The Level 1 Certification and Its Value

The conversation also delved into the significance of the Level 1 certification, which serves as a foundational qualification for CrossFit coaches. Attending the in-person or online Level 1 course offers a comprehensive learning experience. The interactive nature of the course allows participants to ask questions, receive clarification, and engage in discussions that deepen their understanding of the CrossFit methodology. Taking the Level 1 course can enhance not only coaching skills but also the CrossFit journey of individuals who do not plan to become coaches.

Incorporating Level 1 Concepts into Coaching

The coaches discussed effective ways to incorporate Level 1 concepts into coaching without overwhelming members. They highlighted the importance of leading by example and embodying the principles taught in the Level 1 course. By consistently applying small doses of knowledge in their coaching, coaches can gradually introduce members to the fundamental principles of CrossFit.

Common Errors and Challenges for New Coaches

The conversation touched upon common errors made by new coaches. One of the most prevalent mistakes identified was the failure to plan adequately. New coaches sometimes overlook the importance of lesson plans, arriving at classes unprepared and lacking structure. This lack of preparation can undermine the effectiveness of their coaching and hinder the progress of their athletes. Planning workouts, understanding athlete needs, and having a clear teaching strategy are all vital aspects of successful coaching.

Understanding the World-Class Fitness Pyramid and CrossFit Coaching

CrossFit training and coaching have gained significant popularity in the fitness industry. With its unique approach to fitness and holistic view of health, CrossFit has revolutionized the way people train and achieve their fitness goals. One of the foundational concepts in CrossFit is the World-Class Fitness Pyramid, which provides a framework for understanding the different components of fitness and their hierarchy.

The World-Class Fitness Pyramid: An Overview

The World-Class Fitness Pyramid is a visual representation of the key elements that contribute to achieving optimal fitness.
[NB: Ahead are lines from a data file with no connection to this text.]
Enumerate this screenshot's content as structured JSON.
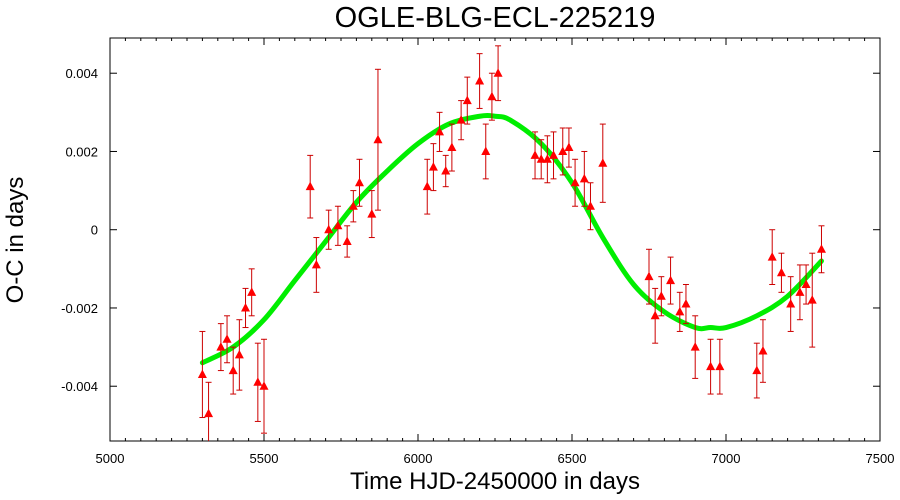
{
  "chart_data": {
    "type": "scatter",
    "title": "OGLE-BLG-ECL-225219",
    "xlabel": "Time HJD-2450000 in days",
    "ylabel": "O-C in days",
    "xlim": [
      5000,
      7500
    ],
    "ylim": [
      -0.0054,
      0.0049
    ],
    "xticks": [
      5000,
      5500,
      6000,
      6500,
      7000,
      7500
    ],
    "xtick_labels": [
      "5000",
      "5500",
      "6000",
      "6500",
      "7000",
      "7500"
    ],
    "yticks": [
      -0.004,
      -0.002,
      0,
      0.002,
      0.004
    ],
    "ytick_labels": [
      "-0.004",
      "-0.002",
      "0",
      "0.002",
      "0.004"
    ],
    "grid": false,
    "colors": {
      "points": "#ff0000",
      "errorbars": "#cc0000",
      "fit": "#00ee00"
    },
    "series": [
      {
        "kind": "points-with-errors",
        "points": [
          {
            "x": 5300,
            "y": -0.0037,
            "err": 0.0011
          },
          {
            "x": 5320,
            "y": -0.0047,
            "err": 0.0008
          },
          {
            "x": 5360,
            "y": -0.003,
            "err": 0.0006
          },
          {
            "x": 5380,
            "y": -0.0028,
            "err": 0.0006
          },
          {
            "x": 5400,
            "y": -0.0036,
            "err": 0.0006
          },
          {
            "x": 5420,
            "y": -0.0032,
            "err": 0.0009
          },
          {
            "x": 5440,
            "y": -0.002,
            "err": 0.0005
          },
          {
            "x": 5460,
            "y": -0.0016,
            "err": 0.0006
          },
          {
            "x": 5480,
            "y": -0.0039,
            "err": 0.001
          },
          {
            "x": 5500,
            "y": -0.004,
            "err": 0.0012
          },
          {
            "x": 5650,
            "y": 0.0011,
            "err": 0.0008
          },
          {
            "x": 5670,
            "y": -0.0009,
            "err": 0.0007
          },
          {
            "x": 5710,
            "y": 0.0,
            "err": 0.0005
          },
          {
            "x": 5740,
            "y": 0.0001,
            "err": 0.0005
          },
          {
            "x": 5770,
            "y": -0.0003,
            "err": 0.0004
          },
          {
            "x": 5790,
            "y": 0.0006,
            "err": 0.0004
          },
          {
            "x": 5810,
            "y": 0.0012,
            "err": 0.0006
          },
          {
            "x": 5850,
            "y": 0.0004,
            "err": 0.0006
          },
          {
            "x": 5870,
            "y": 0.0023,
            "err": 0.0018
          },
          {
            "x": 6030,
            "y": 0.0011,
            "err": 0.0007
          },
          {
            "x": 6050,
            "y": 0.0016,
            "err": 0.0006
          },
          {
            "x": 6070,
            "y": 0.0025,
            "err": 0.0005
          },
          {
            "x": 6090,
            "y": 0.0015,
            "err": 0.0004
          },
          {
            "x": 6110,
            "y": 0.0021,
            "err": 0.0006
          },
          {
            "x": 6140,
            "y": 0.0028,
            "err": 0.0005
          },
          {
            "x": 6160,
            "y": 0.0033,
            "err": 0.0006
          },
          {
            "x": 6200,
            "y": 0.0038,
            "err": 0.0007
          },
          {
            "x": 6220,
            "y": 0.002,
            "err": 0.0007
          },
          {
            "x": 6240,
            "y": 0.0034,
            "err": 0.0006
          },
          {
            "x": 6260,
            "y": 0.004,
            "err": 0.0007
          },
          {
            "x": 6380,
            "y": 0.0019,
            "err": 0.0006
          },
          {
            "x": 6400,
            "y": 0.0018,
            "err": 0.0005
          },
          {
            "x": 6420,
            "y": 0.0018,
            "err": 0.0006
          },
          {
            "x": 6440,
            "y": 0.0019,
            "err": 0.0006
          },
          {
            "x": 6470,
            "y": 0.002,
            "err": 0.0006
          },
          {
            "x": 6490,
            "y": 0.0021,
            "err": 0.0005
          },
          {
            "x": 6510,
            "y": 0.0012,
            "err": 0.0006
          },
          {
            "x": 6540,
            "y": 0.0013,
            "err": 0.0007
          },
          {
            "x": 6560,
            "y": 0.0006,
            "err": 0.0006
          },
          {
            "x": 6600,
            "y": 0.0017,
            "err": 0.001
          },
          {
            "x": 6750,
            "y": -0.0012,
            "err": 0.0007
          },
          {
            "x": 6770,
            "y": -0.0022,
            "err": 0.0007
          },
          {
            "x": 6790,
            "y": -0.0017,
            "err": 0.0005
          },
          {
            "x": 6820,
            "y": -0.0013,
            "err": 0.0006
          },
          {
            "x": 6850,
            "y": -0.0021,
            "err": 0.0005
          },
          {
            "x": 6870,
            "y": -0.0019,
            "err": 0.0005
          },
          {
            "x": 6900,
            "y": -0.003,
            "err": 0.0008
          },
          {
            "x": 6950,
            "y": -0.0035,
            "err": 0.0007
          },
          {
            "x": 6980,
            "y": -0.0035,
            "err": 0.0007
          },
          {
            "x": 7100,
            "y": -0.0036,
            "err": 0.0007
          },
          {
            "x": 7120,
            "y": -0.0031,
            "err": 0.0008
          },
          {
            "x": 7150,
            "y": -0.0007,
            "err": 0.0007
          },
          {
            "x": 7180,
            "y": -0.0011,
            "err": 0.0005
          },
          {
            "x": 7210,
            "y": -0.0019,
            "err": 0.0007
          },
          {
            "x": 7240,
            "y": -0.0016,
            "err": 0.0007
          },
          {
            "x": 7260,
            "y": -0.0014,
            "err": 0.0005
          },
          {
            "x": 7280,
            "y": -0.0018,
            "err": 0.0012
          },
          {
            "x": 7310,
            "y": -0.0005,
            "err": 0.0006
          }
        ]
      },
      {
        "kind": "fit-curve",
        "points": [
          {
            "x": 5300,
            "y": -0.0034
          },
          {
            "x": 5400,
            "y": -0.003
          },
          {
            "x": 5500,
            "y": -0.0023
          },
          {
            "x": 5600,
            "y": -0.0013
          },
          {
            "x": 5700,
            "y": -0.0003
          },
          {
            "x": 5800,
            "y": 0.0007
          },
          {
            "x": 5900,
            "y": 0.0015
          },
          {
            "x": 6000,
            "y": 0.0022
          },
          {
            "x": 6100,
            "y": 0.0027
          },
          {
            "x": 6200,
            "y": 0.0029
          },
          {
            "x": 6250,
            "y": 0.0029
          },
          {
            "x": 6300,
            "y": 0.0028
          },
          {
            "x": 6400,
            "y": 0.0022
          },
          {
            "x": 6500,
            "y": 0.0012
          },
          {
            "x": 6600,
            "y": -0.0002
          },
          {
            "x": 6700,
            "y": -0.0014
          },
          {
            "x": 6800,
            "y": -0.0021
          },
          {
            "x": 6900,
            "y": -0.0025
          },
          {
            "x": 6950,
            "y": -0.0025
          },
          {
            "x": 7000,
            "y": -0.0025
          },
          {
            "x": 7100,
            "y": -0.0022
          },
          {
            "x": 7200,
            "y": -0.0017
          },
          {
            "x": 7310,
            "y": -0.0008
          }
        ]
      }
    ]
  }
}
It consists of four models: sickness, wellness, fitness, and the 10 General Physical Skills. Each model builds upon the previous one, ultimately leading to improved health and fitness.
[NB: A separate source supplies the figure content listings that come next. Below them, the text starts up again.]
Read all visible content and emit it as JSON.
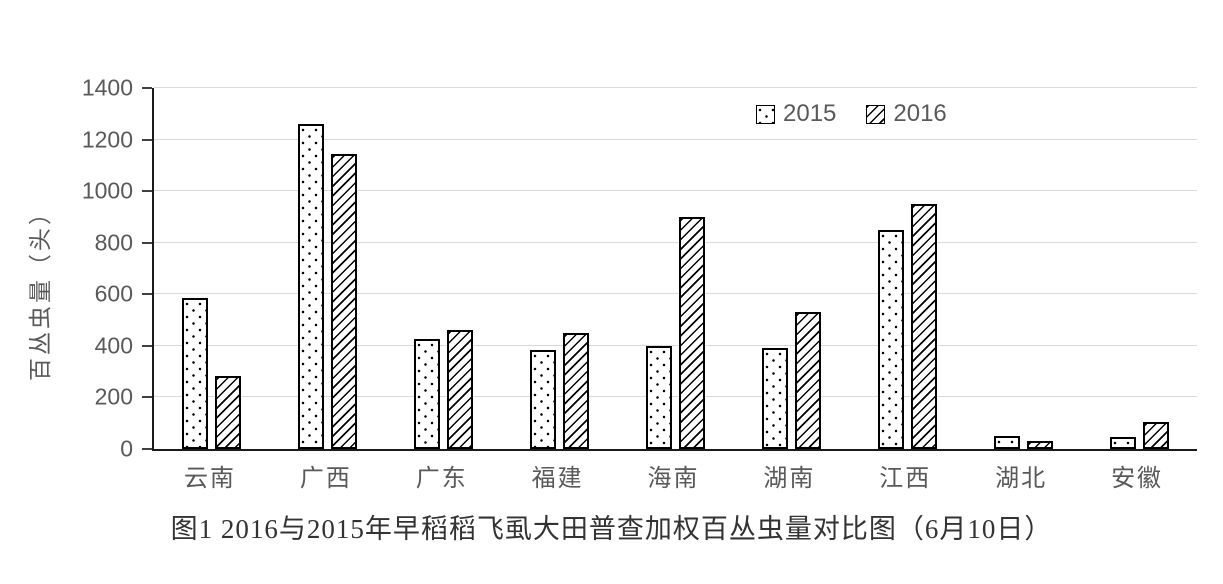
{
  "chart_data": {
    "type": "bar",
    "title": "图1 2016与2015年早稻稻飞虱大田普查加权百丛虫量对比图（6月10日）",
    "ylabel": "百丛虫量（头）",
    "categories": [
      "云南",
      "广西",
      "广东",
      "福建",
      "海南",
      "湖南",
      "江西",
      "湖北",
      "安徽"
    ],
    "series": [
      {
        "name": "2015",
        "pattern": "dots",
        "values": [
          585,
          1260,
          425,
          385,
          400,
          390,
          850,
          50,
          45
        ]
      },
      {
        "name": "2016",
        "pattern": "diagonal-hatch",
        "values": [
          285,
          1145,
          460,
          450,
          900,
          530,
          950,
          30,
          105
        ]
      }
    ],
    "ylim": [
      0,
      1400
    ],
    "ytick_step": 200,
    "yticks": [
      0,
      200,
      400,
      600,
      800,
      1000,
      1200,
      1400
    ],
    "grid": "horizontal",
    "legend_position": "top-right-inside"
  },
  "colors": {
    "bar_fill": "#ffffff",
    "bar_border": "#000000",
    "gridline": "#d9d9d9",
    "axis": "#1a1a1a",
    "tick_text": "#595959",
    "title_text": "#333333"
  }
}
Understanding the Pyramid's Order

The pyramid is not a rigid sequence of steps to follow but rather a conceptual framework. The models within the pyramid build upon each other, emphasizing the importance of addressing foundational elements before progressing to higher levels of fitness.
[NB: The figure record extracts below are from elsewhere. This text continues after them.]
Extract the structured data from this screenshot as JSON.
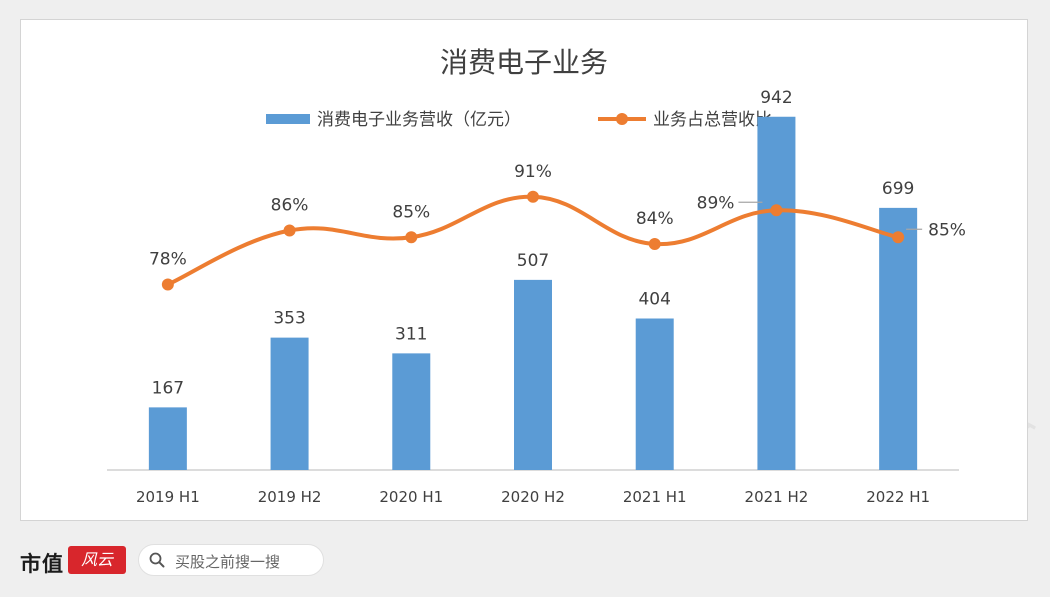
{
  "watermark": "市值风云",
  "footer": {
    "brand_text": "市值",
    "brand_seal": "风云",
    "search_placeholder": "买股之前搜一搜"
  },
  "chart_data": {
    "type": "bar",
    "title": "消费电子业务",
    "categories": [
      "2019 H1",
      "2019 H2",
      "2020 H1",
      "2020 H2",
      "2021 H1",
      "2021 H2",
      "2022 H1"
    ],
    "series": [
      {
        "name": "消费电子业务营收（亿元）",
        "type": "bar",
        "values": [
          167,
          353,
          311,
          507,
          404,
          942,
          699
        ],
        "color": "#5b9bd5",
        "labels": [
          "167",
          "353",
          "311",
          "507",
          "404",
          "942",
          "699"
        ]
      },
      {
        "name": "业务占总营收比",
        "type": "line",
        "smooth": true,
        "values": [
          78,
          86,
          85,
          91,
          84,
          89,
          85
        ],
        "color": "#ed7d31",
        "labels": [
          "78%",
          "86%",
          "85%",
          "91%",
          "84%",
          "89%",
          "85%"
        ]
      }
    ],
    "ylim": [
      0,
      1000
    ],
    "y2lim": [
      60,
      100
    ],
    "grid": false,
    "legend": "top"
  }
}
The Role of Constant Refinement

The World-Class Fitness Pyramid is continuously refined and tweaked by CrossFit founder Greg Glassman and other notable figures in the CrossFit community. While there is room for improvement, the pyramid's essence should not be altered drastically. The foundational principles of the pyramid should be respected and maintained.

Coaching and the World-Class Fitness Pyramid

Coaches play a crucial role in understanding and teaching the World-Class Fitness Pyramid. They guide athletes through the different models of the pyramid, providing guidance on nutrition, training methodologies, and skills development. Coaches create an environment that fosters growth and development while ensuring athletes' safety and well-being.


Coaching in CrossFit is a multifaceted endeavor that requires skill, knowledge, and adaptability. By employing effective cueing techniques, implementing appropriate progressions, and continuously developing coaching skills, coaches can provide exceptional guidance to their athletes. Embracing transparency, professionalism, and continuous learning contributes to a successful coaching career in the CrossFit community. Through dedication and a commitment to excellence, CrossFit coaches can make a lasting impact on the lives of their athletes and the broader fitness community.


Jason Ackerman, CF-L4, and Jason Fernandez, CF-L3, are Affiliate Owners and CrossFit Seminar Staff Members dedicated to the pursuit of helping Affiliate Owners and Coaches alike become the best in the world at what they do.